Any reader of FO’C without bias will be stricken with her malice toward bigotry. Her Characters of Color are (with only one exception, I can recall) the voices of reason. Generally, generous spirits, these characters sometimes exhibit strength through spirituality. The characters singled out for scorn in these morality plays are, in fact, the self-righteous, the privileged. Calvinists, the prosperous, the land poor, the disabled, hermaphrodites, the lazy, and vegetarians– these will please line up to flail Flannery. I am hearing criticisms of O’Connor’s stories from those who truly don’t know her work. Some critics have not read her stories at all (check YouTube if you are incredulous). I was once wary there would be a book burning. These burnings warm the public around us; many, many books are likely tinder in one community or another. I feared this could happen to Flannery’s stories. Now I think censorship is not the worst treatment. The scorn resulting from misrepresentation is viler than censorship.

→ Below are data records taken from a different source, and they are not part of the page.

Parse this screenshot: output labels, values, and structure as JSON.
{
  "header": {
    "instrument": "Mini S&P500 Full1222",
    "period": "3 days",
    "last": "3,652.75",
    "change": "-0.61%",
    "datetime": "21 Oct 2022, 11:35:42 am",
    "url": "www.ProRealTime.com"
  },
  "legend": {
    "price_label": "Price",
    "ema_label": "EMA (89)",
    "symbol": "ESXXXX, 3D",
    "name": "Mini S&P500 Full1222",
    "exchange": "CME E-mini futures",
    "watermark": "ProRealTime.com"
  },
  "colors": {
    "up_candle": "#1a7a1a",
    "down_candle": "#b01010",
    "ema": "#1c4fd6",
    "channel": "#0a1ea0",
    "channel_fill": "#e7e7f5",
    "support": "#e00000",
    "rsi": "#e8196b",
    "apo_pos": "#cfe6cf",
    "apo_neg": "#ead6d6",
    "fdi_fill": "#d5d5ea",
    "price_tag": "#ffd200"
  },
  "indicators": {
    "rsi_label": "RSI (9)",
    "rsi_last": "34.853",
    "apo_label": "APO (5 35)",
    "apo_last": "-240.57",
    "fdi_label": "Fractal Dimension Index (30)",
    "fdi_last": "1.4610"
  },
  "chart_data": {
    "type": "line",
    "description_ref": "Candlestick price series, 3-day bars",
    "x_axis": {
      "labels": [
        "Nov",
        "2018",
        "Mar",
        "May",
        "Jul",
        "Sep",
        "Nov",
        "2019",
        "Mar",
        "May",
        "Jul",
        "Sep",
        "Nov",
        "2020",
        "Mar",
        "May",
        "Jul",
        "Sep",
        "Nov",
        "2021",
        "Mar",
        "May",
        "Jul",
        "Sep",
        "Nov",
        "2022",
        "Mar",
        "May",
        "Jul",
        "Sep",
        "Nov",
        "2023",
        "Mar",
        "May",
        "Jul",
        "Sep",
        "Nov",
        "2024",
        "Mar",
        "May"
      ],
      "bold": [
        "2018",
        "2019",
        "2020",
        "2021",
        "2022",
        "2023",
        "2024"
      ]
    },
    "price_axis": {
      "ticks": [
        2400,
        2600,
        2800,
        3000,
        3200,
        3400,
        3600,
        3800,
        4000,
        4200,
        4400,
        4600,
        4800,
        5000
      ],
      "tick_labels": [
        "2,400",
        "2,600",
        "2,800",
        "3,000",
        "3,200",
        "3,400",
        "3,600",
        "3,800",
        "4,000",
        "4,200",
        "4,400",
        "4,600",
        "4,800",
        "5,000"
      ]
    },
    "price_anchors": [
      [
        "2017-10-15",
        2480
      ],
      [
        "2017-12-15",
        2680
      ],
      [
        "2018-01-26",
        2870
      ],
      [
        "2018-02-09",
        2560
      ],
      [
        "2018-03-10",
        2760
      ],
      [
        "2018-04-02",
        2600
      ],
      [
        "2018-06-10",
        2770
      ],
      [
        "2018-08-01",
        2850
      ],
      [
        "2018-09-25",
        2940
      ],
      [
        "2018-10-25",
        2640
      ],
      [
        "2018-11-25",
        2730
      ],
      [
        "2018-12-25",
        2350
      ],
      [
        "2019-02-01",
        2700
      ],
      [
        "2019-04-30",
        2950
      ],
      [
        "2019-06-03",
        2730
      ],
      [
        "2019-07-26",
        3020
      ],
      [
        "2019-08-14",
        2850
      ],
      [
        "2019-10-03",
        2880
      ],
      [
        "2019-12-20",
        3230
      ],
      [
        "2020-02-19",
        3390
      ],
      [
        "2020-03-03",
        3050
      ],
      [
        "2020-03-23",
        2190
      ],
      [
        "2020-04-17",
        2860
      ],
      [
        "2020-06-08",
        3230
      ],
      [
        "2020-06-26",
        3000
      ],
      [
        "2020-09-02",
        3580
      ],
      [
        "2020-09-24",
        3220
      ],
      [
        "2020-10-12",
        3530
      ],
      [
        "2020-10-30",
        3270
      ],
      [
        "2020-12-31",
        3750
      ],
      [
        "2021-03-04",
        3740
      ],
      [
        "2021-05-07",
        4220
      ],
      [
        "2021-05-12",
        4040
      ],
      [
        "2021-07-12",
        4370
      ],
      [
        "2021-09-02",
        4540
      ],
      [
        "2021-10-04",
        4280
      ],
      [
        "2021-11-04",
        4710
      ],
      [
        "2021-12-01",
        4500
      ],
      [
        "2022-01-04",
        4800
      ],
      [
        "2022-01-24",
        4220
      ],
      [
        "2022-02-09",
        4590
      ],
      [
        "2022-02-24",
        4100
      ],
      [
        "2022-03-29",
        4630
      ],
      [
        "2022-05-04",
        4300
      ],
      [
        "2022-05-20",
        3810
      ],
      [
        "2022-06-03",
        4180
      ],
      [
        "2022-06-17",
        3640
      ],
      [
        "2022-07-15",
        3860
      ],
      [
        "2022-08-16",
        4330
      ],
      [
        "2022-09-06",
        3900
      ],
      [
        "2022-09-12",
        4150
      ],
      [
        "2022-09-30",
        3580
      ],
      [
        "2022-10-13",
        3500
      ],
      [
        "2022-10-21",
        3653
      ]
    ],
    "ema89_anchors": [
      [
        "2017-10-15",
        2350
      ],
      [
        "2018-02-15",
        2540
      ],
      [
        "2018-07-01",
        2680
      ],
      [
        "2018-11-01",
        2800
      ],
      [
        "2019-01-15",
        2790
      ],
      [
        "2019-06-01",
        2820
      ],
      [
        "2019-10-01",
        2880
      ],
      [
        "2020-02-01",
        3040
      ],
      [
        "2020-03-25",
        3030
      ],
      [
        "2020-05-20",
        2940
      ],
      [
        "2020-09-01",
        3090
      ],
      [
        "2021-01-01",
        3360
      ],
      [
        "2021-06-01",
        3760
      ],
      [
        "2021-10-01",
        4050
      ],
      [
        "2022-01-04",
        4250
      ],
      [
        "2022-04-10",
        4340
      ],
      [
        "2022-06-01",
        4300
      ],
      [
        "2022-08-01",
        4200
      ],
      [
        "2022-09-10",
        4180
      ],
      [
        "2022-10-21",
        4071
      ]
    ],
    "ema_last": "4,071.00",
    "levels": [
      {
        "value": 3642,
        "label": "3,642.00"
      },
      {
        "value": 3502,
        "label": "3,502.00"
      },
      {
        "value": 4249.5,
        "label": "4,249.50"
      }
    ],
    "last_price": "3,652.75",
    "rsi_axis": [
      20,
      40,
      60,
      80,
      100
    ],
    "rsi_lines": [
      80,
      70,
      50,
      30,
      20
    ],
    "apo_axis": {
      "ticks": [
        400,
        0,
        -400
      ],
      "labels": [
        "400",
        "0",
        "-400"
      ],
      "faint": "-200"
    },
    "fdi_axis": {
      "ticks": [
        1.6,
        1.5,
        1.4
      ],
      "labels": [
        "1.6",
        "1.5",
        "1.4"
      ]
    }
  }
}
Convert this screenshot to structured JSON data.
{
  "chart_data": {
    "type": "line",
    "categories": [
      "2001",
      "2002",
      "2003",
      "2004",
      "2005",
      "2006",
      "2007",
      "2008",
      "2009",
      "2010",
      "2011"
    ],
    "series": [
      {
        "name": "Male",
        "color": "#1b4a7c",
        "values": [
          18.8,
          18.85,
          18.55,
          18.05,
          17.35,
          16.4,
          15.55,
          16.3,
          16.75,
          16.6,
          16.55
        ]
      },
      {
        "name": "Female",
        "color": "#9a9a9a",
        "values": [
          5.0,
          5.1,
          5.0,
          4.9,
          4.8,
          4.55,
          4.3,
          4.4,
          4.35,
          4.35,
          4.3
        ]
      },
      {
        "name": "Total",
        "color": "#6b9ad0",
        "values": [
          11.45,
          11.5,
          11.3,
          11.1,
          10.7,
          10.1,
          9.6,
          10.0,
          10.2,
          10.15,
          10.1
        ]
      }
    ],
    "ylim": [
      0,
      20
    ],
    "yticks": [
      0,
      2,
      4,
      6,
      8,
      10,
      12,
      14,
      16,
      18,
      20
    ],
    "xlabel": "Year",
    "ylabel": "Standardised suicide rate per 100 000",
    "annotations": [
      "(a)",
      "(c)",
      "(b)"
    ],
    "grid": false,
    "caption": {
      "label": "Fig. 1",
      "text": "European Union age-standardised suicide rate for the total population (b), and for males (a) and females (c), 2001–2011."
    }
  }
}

Flannery was the product of her time and place. As a Catholic, she was also hated by the Klan, and she was wary. She wrote with hostility about religious and racial bigotry, but even under the weight of her time and place and purpose, she used that hurtful, terrible word. She did. Still, her heart was pure. Please don’t believe me; believe Alice Walker.

Once finished with O’Connor, we can turn on Greta for using the phrase “fossil fuel.” Enmity can neither be created nor destroyed.